On March 8, 2017, the U.S. Court of Appeals for the Ninth Circuit held that the anti-retaliation protections of the Dodd-Frank Act (DFA) extend "to those who report internally as well as to those who report to the SEC." Section 21F of the DFA prohibits retaliatory conduct against "whistleblowers" who provide information to the SEC pursuant to the DFA and also to those who make protected or required disclosures under Sarbanes-Oxley and other federal securities laws and regulations. The SEC has interpreted Section 21F to provide protection from retaliation against those who make internal disclosures to management under Sarbanes-Oxley without reporting to the SEC as well as those who report to the SEC. The Ninth Circuit stated that the SEC's regulation 21F accurately reflects Congress's overall purpose "to protect those who report violations internally," and in so ruling joined the Second Circuit, which reached a similar conclusion. The Fifth Circuit previously reached a different conclusion, finding that section 21F only protects those who reported to the SEC, and adopted a contrary interpretation to the SEC's regulation. We anticipate this issue to remain unsettled pending further judicial or legislative action.

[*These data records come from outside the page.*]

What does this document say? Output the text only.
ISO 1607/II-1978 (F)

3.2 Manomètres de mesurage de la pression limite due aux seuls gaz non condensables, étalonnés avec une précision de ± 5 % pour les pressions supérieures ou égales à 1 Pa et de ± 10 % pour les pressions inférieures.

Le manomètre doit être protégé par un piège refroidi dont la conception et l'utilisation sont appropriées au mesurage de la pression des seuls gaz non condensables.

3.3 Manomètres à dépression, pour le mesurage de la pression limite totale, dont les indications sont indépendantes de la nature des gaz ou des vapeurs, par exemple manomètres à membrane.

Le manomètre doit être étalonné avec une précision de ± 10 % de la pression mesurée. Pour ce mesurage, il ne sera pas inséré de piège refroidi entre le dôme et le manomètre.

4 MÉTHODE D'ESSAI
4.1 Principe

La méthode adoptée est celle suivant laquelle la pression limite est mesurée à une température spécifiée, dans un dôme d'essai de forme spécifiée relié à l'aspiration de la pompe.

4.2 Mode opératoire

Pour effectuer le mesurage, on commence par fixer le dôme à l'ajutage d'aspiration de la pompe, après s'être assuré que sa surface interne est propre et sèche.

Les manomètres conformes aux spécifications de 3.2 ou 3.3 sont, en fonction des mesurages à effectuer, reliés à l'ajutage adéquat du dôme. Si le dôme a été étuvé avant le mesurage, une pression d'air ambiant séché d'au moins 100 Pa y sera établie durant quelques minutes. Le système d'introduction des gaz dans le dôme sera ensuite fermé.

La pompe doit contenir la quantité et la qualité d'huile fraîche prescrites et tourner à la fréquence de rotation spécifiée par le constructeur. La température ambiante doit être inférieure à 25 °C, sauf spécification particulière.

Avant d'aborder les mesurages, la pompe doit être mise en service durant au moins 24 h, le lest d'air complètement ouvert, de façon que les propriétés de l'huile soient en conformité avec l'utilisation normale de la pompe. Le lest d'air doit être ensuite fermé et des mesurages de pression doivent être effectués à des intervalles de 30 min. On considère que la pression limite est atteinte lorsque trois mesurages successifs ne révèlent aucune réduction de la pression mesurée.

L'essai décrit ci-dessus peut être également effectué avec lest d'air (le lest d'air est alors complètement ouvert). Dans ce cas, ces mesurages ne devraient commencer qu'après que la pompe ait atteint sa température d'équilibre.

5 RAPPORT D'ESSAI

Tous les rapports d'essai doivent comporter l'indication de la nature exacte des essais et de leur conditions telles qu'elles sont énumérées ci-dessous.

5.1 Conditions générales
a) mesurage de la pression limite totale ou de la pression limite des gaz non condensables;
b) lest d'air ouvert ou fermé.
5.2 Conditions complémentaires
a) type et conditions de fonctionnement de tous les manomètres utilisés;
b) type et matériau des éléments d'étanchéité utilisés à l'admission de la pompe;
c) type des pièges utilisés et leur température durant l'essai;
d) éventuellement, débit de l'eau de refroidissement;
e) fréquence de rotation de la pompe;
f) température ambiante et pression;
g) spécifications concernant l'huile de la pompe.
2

The plaintiff in this case, Paul Somers, alleged that he was terminated by his employer after he made several internal reports to senior management of "possible securities law violations by the company." The Ninth Circuit reasoned that whistleblower protections would be "narrowed to the point of absurdity" if courts were required to follow the DFA's definition of "whistleblowers" as employees who report "to the Commission" to the exclusion of other employees who only report internally to management. The Ninth Circuit found that a narrow interpretation of persons covered under Section 21F would result in the DFA's providing no protection to other potential whistleblowers, such as auditors and lawyers, who are required to report internally to management before making a whistleblower report to the SEC. The court determined this would be inconsistent with the language of Section 21F of the DFA, which extended anti-retaliatory protection to those making reports under Sarbanes-Oxley. The Ninth Circuit thus allowed Somer's DFA anti-retaliation claim to continue against his former employer.
Companies operating in the Ninth Circuit must be cognizant, therefore, that DFA anti-retaliatory protections now extend to employees reporting internally to management on allegations of possible violations of the securities laws. We have previously issued guidance for recommended best practices in handling whistleblower complaints under Dodd-Frank. Today's ruling reinforces the need for anti-retaliation policies in employer codes of conduct. It is also highlights the importance of having a program to manage internal allegations of misconduct that is ultimately overseen by the Board and permits, when necessary, investigation of such allegations independently of senior management.